Path to Data is essential when API responses have nested structures. Without specifying the correct path, Nexla might not be able to properly parse and organize your data into usable records. For Jina DeepSearch API responses, common paths include $.choices[*].message.content for chat completion content.

  • To specify which data should be treated as relevant in responses from this source, enter the path to the relevant data in the Set Path to Data in Response field.

    • For responses in JSON format enter the JSON path that points to the object or array that should be treated as relevant data. JSON paths use dot notation (e.g., $.choices to access the choices object).
    Path to Data Example:

    If the API response is in JSON format and includes a choices array that contains message content, the path to the response would be entered as $.choices[*].message.content.

Autogenerate Path Suggestions

Nexla can also autogenerate data path suggestions based on the response from the API endpoint. These suggested paths can be used as-is or modified to exactly suit your needs.

  • To use this feature, click the Test button next to the Set API URL field to fetch a sample response from the API endpoint.
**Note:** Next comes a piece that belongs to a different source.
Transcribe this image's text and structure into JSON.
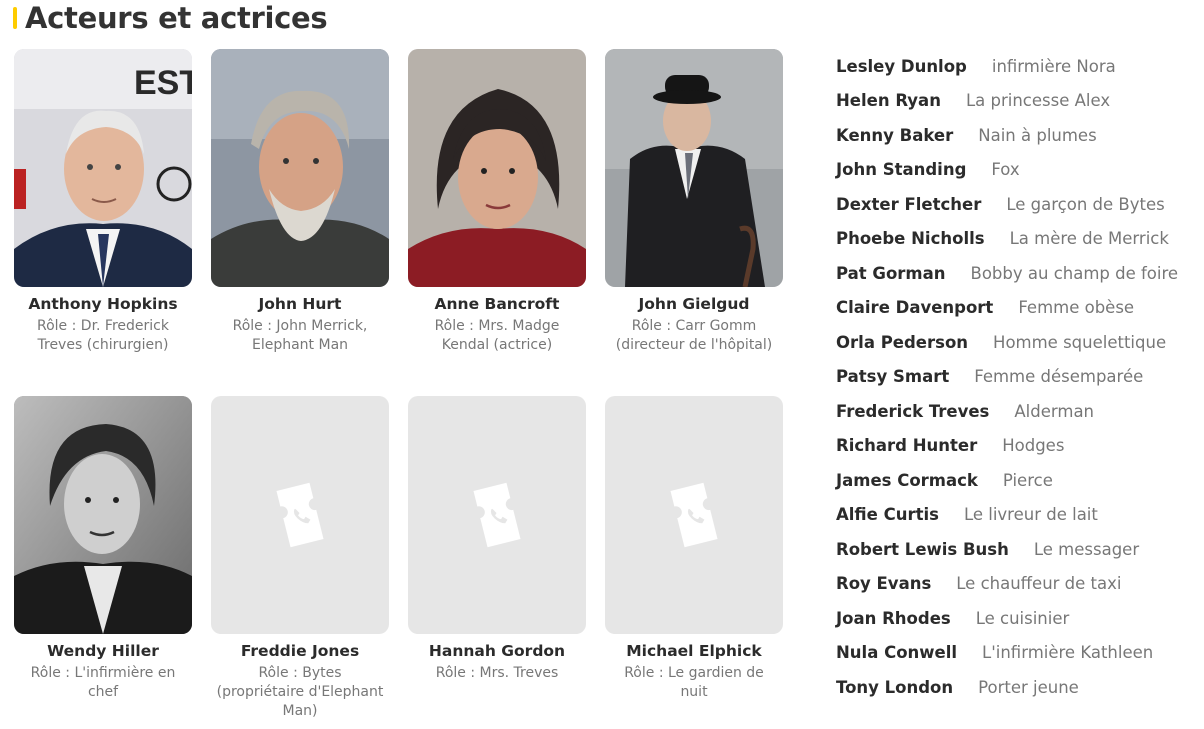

Suggested data paths generated based on the content & format of the response will be displayed in the Suggestions box below the Set Path to Data in Response field.

  • Click on a suggestion to automatically populate the Set Path to Data in Response field with the corresponding path. The populated path can be modified directly within the field if further customization is needed.

Request Headers

Optional
  • If Nexla should include any additional request headers in API calls to this source, enter the headers & corresponding values as comma-separated pairs in the Request Headers field (e.g., header1:value1,header2:value2). Additional headers are often required for API versioning, content type specifications, or custom authentication requirements.

    You do not need to include any headers already present in the credentials. Common headers like Authorization, Content-Type, and Accept are typically handled automatically by Nexla based on your credential configuration. For Jina DeepSearch, you may want to include Content-Type:application/json to specify the request format.

Request Body

Optional
  • If the API endpoint requires a request body (which is common for POST requests to Jina DeepSearch), enter the request body in the Request Body field. The request body should be formatted as JSON and include the necessary parameters for the chat completion request, such as the model, messages, reasoning_effort, budget_tokens, and other optional parameters.

    For Jina DeepSearch chat completion requests, the request body typically includes a model field (e.g., "jina-deepsearch-v1"), a messages field containing an array of message objects, and optionally fields like reasoning_effort, budget_tokens, max_attempts, and domain filtering options.

Endpoint Testing

After configuring all settings for the selected endpoint, Nexla can retrieve a sample of the data that will be fetched according to the current configuration. This allows users to verify that the source is configured correctly before saving.

  • To test the current endpoint configuration, click the Test button to the right of the endpoint selection menu. Sample data will be fetched & displayed in the Endpoint Test Result panel on the right.

  • If the sample data is not as expected, review the selected endpoint and associated settings, and make any necessary adjustments. Then, click the Test button again, and check the sample data to ensure that the correct information is displayed.

Save & Activate the Source

  1. Once all of the relevant steps in the above sections have been completed, click the Create button in the upper right corner of the screen to save and create the new Jina DeepSearch data source. Nexla will now begin ingesting data from the configured endpoint and will organize any data that it finds into one or more Nexsets.